Ma io non ho dato peso a queste opinioni, perché sapevo che era ciò che dovevo fare.

In casa eravamo in quattro: le mie due bambine, mia madre ed io. Eravamo una famiglia felice, unite e presenti l’una per l’altra. Poi, otto mesi fa, mia madre è venuta a mancare. Un dolore che ancora mi lascia senza fiato. Un vuoto che si è fatto spazio nel cuore, nell’anima e nella casa stessa. Quel divano vuoto, quel silenzio nelle mattine in cucina dove risuonava la sua voce… ora eravamo rimaste solo in tre, quasi orfane.

Con il passare del tempo, il dolore si è fatto più sopportabile, ma il senso di assenza resta. Finché una mattina, svegliandomi, ho realizzato una cosa fondamentale: avevamo una casa calda, mani pronte a dare aiuto e cuori pieni d’amore. Da qualche parte, però, c’era una persona sola, chiusa in quattro mura, senza nessuno che le stesse accanto. Perché non offrirle il nostro affetto e il nostro calore?

Conoscevo zia Rosario sin da bambina: era la madre di Adrián, un mio caro amico d’infanzia. Una donna sempre allegra, pronta ad accoglierci con dolcetti fatti in casa e risate sincere. Purtroppo, Adrián aveva perso la strada: a trent’anni era caduto nella dipendenza dall’alcol, aveva venduto l’appartamento della madre e sparito. Rosario era finita in una casa di riposo.

Io e le mie figlie andavamo spesso a trovarla, portandole frutta fresca, biscotti e pietanze preparate da noi. Lei sorrideva sempre, ma nei suoi occhi si leggeva una solitudine nuova e una profonda vergogna.

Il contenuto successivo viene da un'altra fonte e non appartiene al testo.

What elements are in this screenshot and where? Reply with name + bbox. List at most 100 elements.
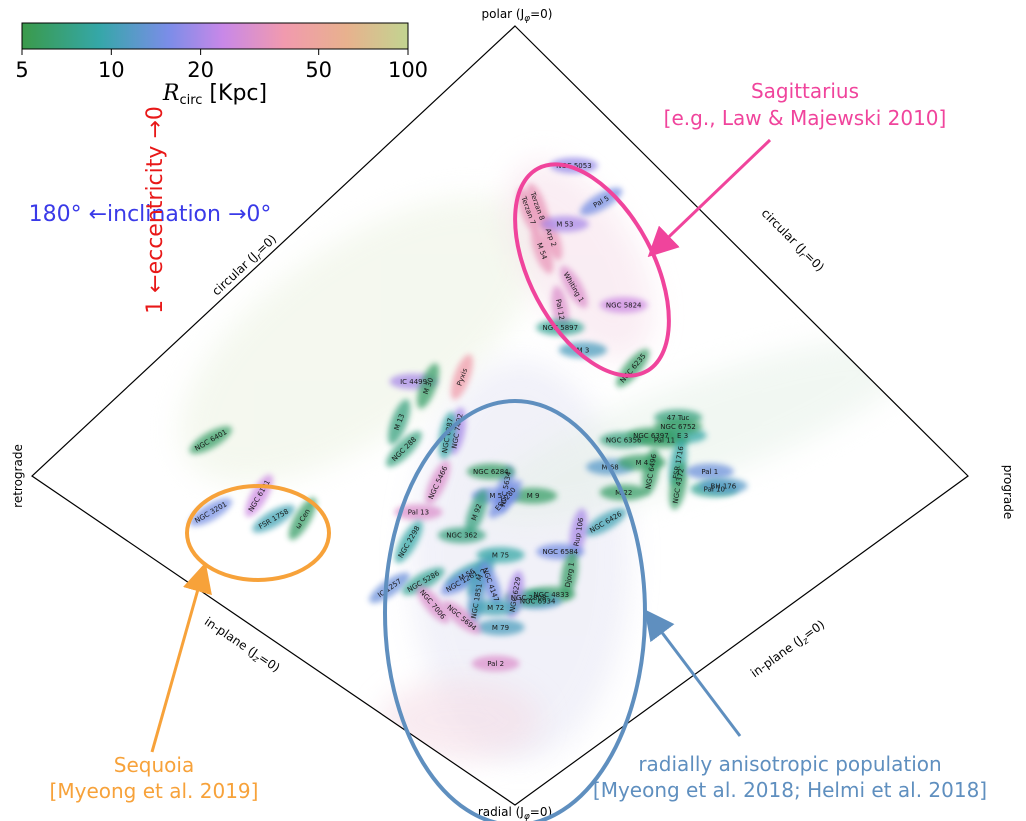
cluster-blob — [437, 527, 486, 544]
label-top: polar (Jφ=0) — [482, 7, 553, 24]
colorbar-label: Rcirc [Kpc] — [162, 81, 267, 108]
colorbar: 5 10 20 50 100 Rcirc [Kpc] — [15, 22, 428, 108]
colorbar-tick-label: 50 — [305, 58, 332, 82]
eccentricity-label: 1 ←eccentricity →0 — [143, 106, 168, 314]
cluster-blob — [416, 363, 440, 409]
cluster-blob — [438, 411, 457, 460]
cluster-label: NGC 6356 — [606, 437, 642, 445]
cluster-label: NGC 6934 — [520, 598, 556, 606]
cluster-blob — [465, 489, 488, 535]
cluster-label: NGC 6397 — [633, 432, 669, 440]
cluster-blob — [387, 399, 411, 445]
colorbar-tick-label: 20 — [187, 58, 214, 82]
cluster-blob — [616, 348, 650, 388]
label-bottom: radial (Jφ=0) — [478, 805, 552, 821]
cluster-label: NGC 2808 — [511, 594, 547, 602]
sagittarius-citation: [e.g., Law & Majewski 2010] — [664, 106, 947, 130]
cluster-blob — [252, 504, 295, 533]
cluster-blob — [599, 297, 648, 313]
sequoia-arrow — [150, 562, 212, 753]
cluster-blob — [560, 551, 579, 599]
cluster-label: Pal 11 — [654, 437, 675, 445]
radial-annotation: radially anisotropic population [Myeong … — [593, 752, 987, 802]
cluster-label: Pal 10 — [704, 486, 725, 494]
cluster-blob — [471, 599, 520, 616]
cluster-blob — [641, 447, 660, 496]
cluster-blob — [471, 655, 520, 672]
cluster-blob — [540, 216, 589, 232]
label-left: retrograde — [11, 444, 25, 508]
cluster-blob — [476, 619, 525, 636]
cluster-label: NGC 6584 — [543, 548, 579, 556]
sequoia-title: Sequoia — [114, 753, 194, 777]
cluster-blob — [288, 497, 317, 540]
cluster-blob — [685, 463, 734, 480]
cluster-blob — [416, 585, 450, 624]
cluster-label: M 53 — [556, 221, 573, 229]
cluster-label: NGC 5897 — [543, 324, 579, 332]
cluster-blob — [549, 157, 598, 174]
cluster-label: M 3 — [577, 347, 590, 355]
cluster-blob — [450, 354, 474, 400]
cluster-label: Pal 1 — [701, 468, 718, 476]
cluster-blob — [584, 508, 627, 536]
cluster-blob — [509, 487, 558, 504]
sequoia-annotation: Sequoia [Myeong et al. 2019] — [50, 753, 259, 803]
sagittarius-title: Sagittarius — [751, 79, 859, 103]
colorbar-tick-label: 10 — [98, 58, 125, 82]
cluster-blob — [479, 561, 502, 608]
cluster-blob — [560, 265, 588, 309]
cluster-blob — [189, 498, 232, 527]
cluster-label: 47 Tuc — [667, 414, 690, 422]
cluster-label: IC 4499 — [400, 378, 427, 386]
colorbar-tick-label: 5 — [15, 58, 28, 82]
radial-arrow — [644, 609, 742, 737]
label-upper-right: circular (Jr=0) — [757, 206, 827, 276]
cluster-label: NGC 6284 — [473, 468, 509, 476]
cluster-blob — [386, 431, 422, 467]
sequoia-citation: [Myeong et al. 2019] — [50, 779, 259, 803]
sagittarius-ellipse — [513, 162, 671, 378]
sequoia-ellipse — [185, 484, 331, 582]
cluster-label: M 9 — [527, 492, 540, 500]
cluster-blob — [189, 426, 232, 454]
cluster-label: M 75 — [492, 551, 509, 559]
cluster-blob — [466, 463, 515, 480]
cluster-blob — [699, 477, 748, 494]
cluster-blob — [569, 508, 588, 556]
cluster-label: Pal 2 — [487, 660, 504, 668]
cluster-blob — [425, 460, 451, 505]
cluster-label: BH 176 — [711, 482, 737, 490]
cluster-label: Pal 12 — [554, 298, 566, 320]
cluster-label: E 3 — [677, 432, 688, 440]
radial-citation: [Myeong et al. 2018; Helmi et al. 2018] — [593, 778, 987, 802]
cluster-label: NGC 4833 — [533, 591, 569, 599]
cluster-blob — [369, 572, 410, 604]
radial-title: radially anisotropic population — [638, 752, 941, 776]
cluster-label: NGC 6752 — [660, 423, 696, 431]
cluster-blob — [442, 600, 481, 635]
cluster-blob — [536, 319, 585, 336]
cluster-label: M 72 — [487, 604, 504, 612]
cluster-label: NGC 362 — [446, 532, 477, 540]
cluster-blob — [402, 567, 445, 596]
cluster-blob — [531, 228, 554, 274]
cluster-label: M 5 — [489, 492, 502, 500]
inclination-label: 180° ←inclination →0° — [29, 202, 272, 227]
sagittarius-annotation: Sagittarius [e.g., Law & Majewski 2010] — [664, 79, 947, 130]
cluster-blob — [394, 520, 423, 563]
cluster-blobs — [189, 157, 748, 672]
label-right: prograde — [1001, 465, 1015, 520]
cluster-blob — [517, 187, 540, 234]
cluster-blob — [394, 504, 443, 521]
cluster-label: Pal 13 — [408, 509, 429, 517]
diamond-frame — [31, 25, 969, 806]
colorbar-gradient — [21, 22, 409, 50]
cluster-blob — [669, 462, 687, 510]
density-background — [32, 26, 968, 805]
colorbar-tick-label: 100 — [388, 58, 428, 82]
cluster-label: M 79 — [492, 624, 509, 632]
sagittarius-arrow — [647, 138, 772, 258]
cluster-label: NGC 5824 — [606, 302, 642, 310]
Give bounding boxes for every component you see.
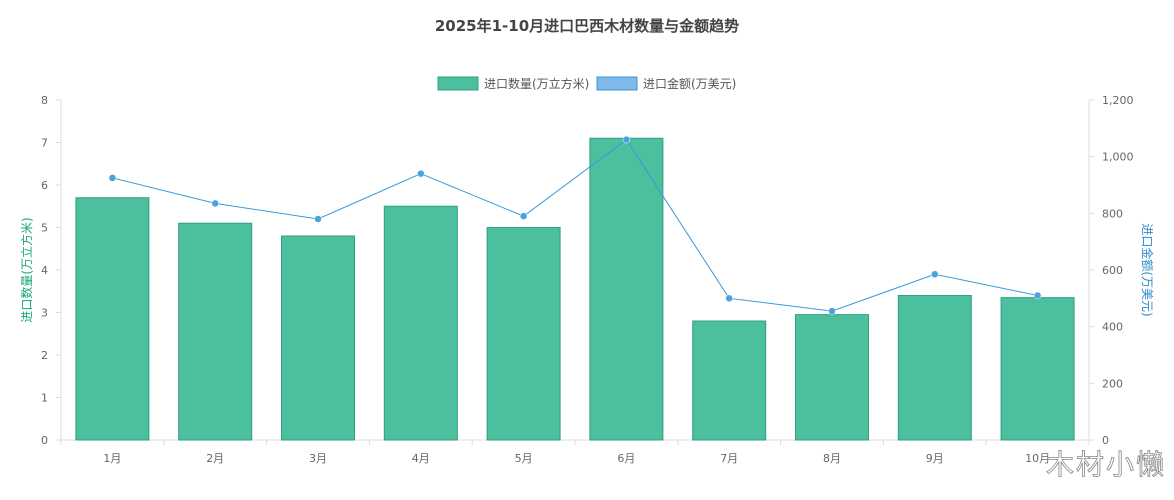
y-left-tick-label: 0 [41,434,48,447]
x-tick-label: 8月 [823,452,841,465]
y-right-tick-label: 1,200 [1102,94,1134,107]
y-axis-left-title: 进口数量(万立方米) [19,217,34,322]
point-amount [931,270,939,278]
point-amount [725,294,733,303]
point-amount [108,174,117,182]
legend-item-quantity[interactable]: 进口数量(万立方米) [437,76,589,91]
chart-title: 2025年1-10月进口巴西木材数量与金额趋势 [435,17,739,35]
point-amount [314,215,322,223]
point-amount [622,135,631,144]
y-right-tick-label: 1,000 [1102,151,1134,164]
y-left-tick-label: 7 [41,137,48,150]
bar-quantity [281,235,355,441]
y-right-tick-label: 0 [1102,434,1109,447]
x-tick-label: 2月 [206,452,224,465]
point-amount [519,212,528,220]
bar-quantity [486,227,561,441]
bar-quantity [897,295,972,441]
x-tick-label: 3月 [309,452,327,465]
y-left-tick-label: 6 [41,179,48,192]
y-left-tick-label: 5 [41,222,48,235]
bar-quantity [589,137,664,441]
bar-quantity [178,222,253,441]
y-right-tick-label: 600 [1102,264,1123,277]
x-tick-label: 1月 [103,452,121,465]
bar-quantity [383,205,458,441]
point-amount [211,199,219,208]
y-axis-right-title: 进口金额(万美元) [1140,223,1155,316]
y-right-tick-label: 800 [1102,207,1123,220]
legend-label-quantity: 进口数量(万立方米) [484,76,589,91]
legend-swatch-amount [596,76,638,91]
legend-swatch-quantity [437,76,479,91]
legend: 进口数量(万立方米) 进口金额(万美元) [437,76,736,91]
bar-quantity [75,197,150,441]
point-amount [1033,291,1042,300]
x-tick-label: 6月 [617,452,635,465]
x-tick-label: 5月 [515,452,533,465]
bar-quantity [1000,297,1075,441]
x-tick-label: 9月 [926,452,944,465]
bar-quantity [795,314,869,441]
watermark: 木材小懒 [1046,448,1166,481]
y-left-tick-label: 3 [41,307,48,320]
x-tick-label: 10月 [1025,452,1050,465]
x-tick-label: 7月 [720,452,738,465]
y-left-tick-label: 4 [41,264,48,277]
legend-label-amount: 进口金额(万美元) [643,76,736,91]
bar-quantity [692,320,767,441]
y-left-tick-label: 2 [41,349,48,362]
line-amount [112,138,1038,312]
x-tick-label: 4月 [412,452,430,465]
y-right-tick-label: 200 [1102,377,1123,390]
plot-layer: 0 1 2 3 4 5 6 7 8 0 200 400 600 800 1,000 1,200 1月 2月 3月 4月… [41,94,1134,465]
y-right-tick-label: 400 [1102,321,1123,334]
point-amount [828,307,836,315]
point-amount [417,169,425,178]
legend-item-amount[interactable]: 进口金额(万美元) [596,76,736,91]
y-left-tick-label: 1 [41,392,48,405]
y-left-tick-label: 8 [41,94,48,107]
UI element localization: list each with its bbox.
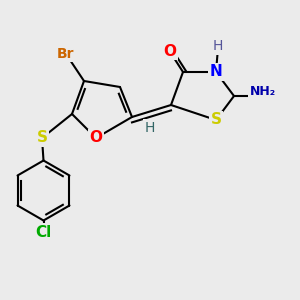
Text: N: N — [210, 64, 222, 80]
Text: Br: Br — [57, 47, 75, 61]
Text: NH₂: NH₂ — [249, 85, 276, 98]
Text: H: H — [145, 121, 155, 134]
Text: Cl: Cl — [35, 225, 52, 240]
Text: H: H — [212, 40, 223, 53]
Text: O: O — [89, 130, 103, 146]
Text: O: O — [163, 44, 176, 59]
Text: S: S — [211, 112, 221, 128]
Text: S: S — [37, 130, 47, 146]
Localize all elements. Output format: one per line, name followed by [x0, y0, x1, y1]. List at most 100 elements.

In quel momento ho capito che non potevo lasciarla lì. Ne ho parlato con la famiglia; mia figlia maggiore ha subito accettato, mentre la piccola Lucía, di quattro anni, ha esclamato entusiasta: «Avremo di nuovo una nonna!»

Quando le ho chiesto se voleva venire a vivere con noi, Rosario è scoppiata in lacrime, stringendomi la mano con gratitudine. Il giorno in cui l’abbiamo salutata alla casa di riposo, sembrava una bambina: con una piccola borsa, mani tremanti e uno sguardo colmo di riconoscenza che mi ha toccato profondamente.

Ora siamo insieme da quasi due mesi. E sapete qual è la cosa più sorprendente? Non riesco a capire da dove tragga tutta questa energia. Si alza prima di noi, prepara i pancake, sistema la casa e si prende cura delle bambine. È come se fosse rinata. Io e le mie figlie scherziamo dicendo che zia Rosario è il nostro motore. Gioca con Lucía, racconta favole, lavora a maglia e cuce vestitini per le bambole. La nostra casa ha riacquistato vita.

Non mi considero un’eroina. Non voglio che questo sembri un gesto straordinario. Ho semplicemente capito che quando perdi qualcuno, pensi che il cuore non possa più amare così intensamente. Ma non è vero. La gentilezza ritorna sempre. E se il mondo ha perso la nonna che ti preparava i pancake preferiti, forse è il momento di aprire la porta a una nuova nonna, dimenticata da tutti.

No, non ho adottato un bambino. Ho salvato una nonna dall’oblio. E forse, a modo suo, è un vero e proprio atto d’amore.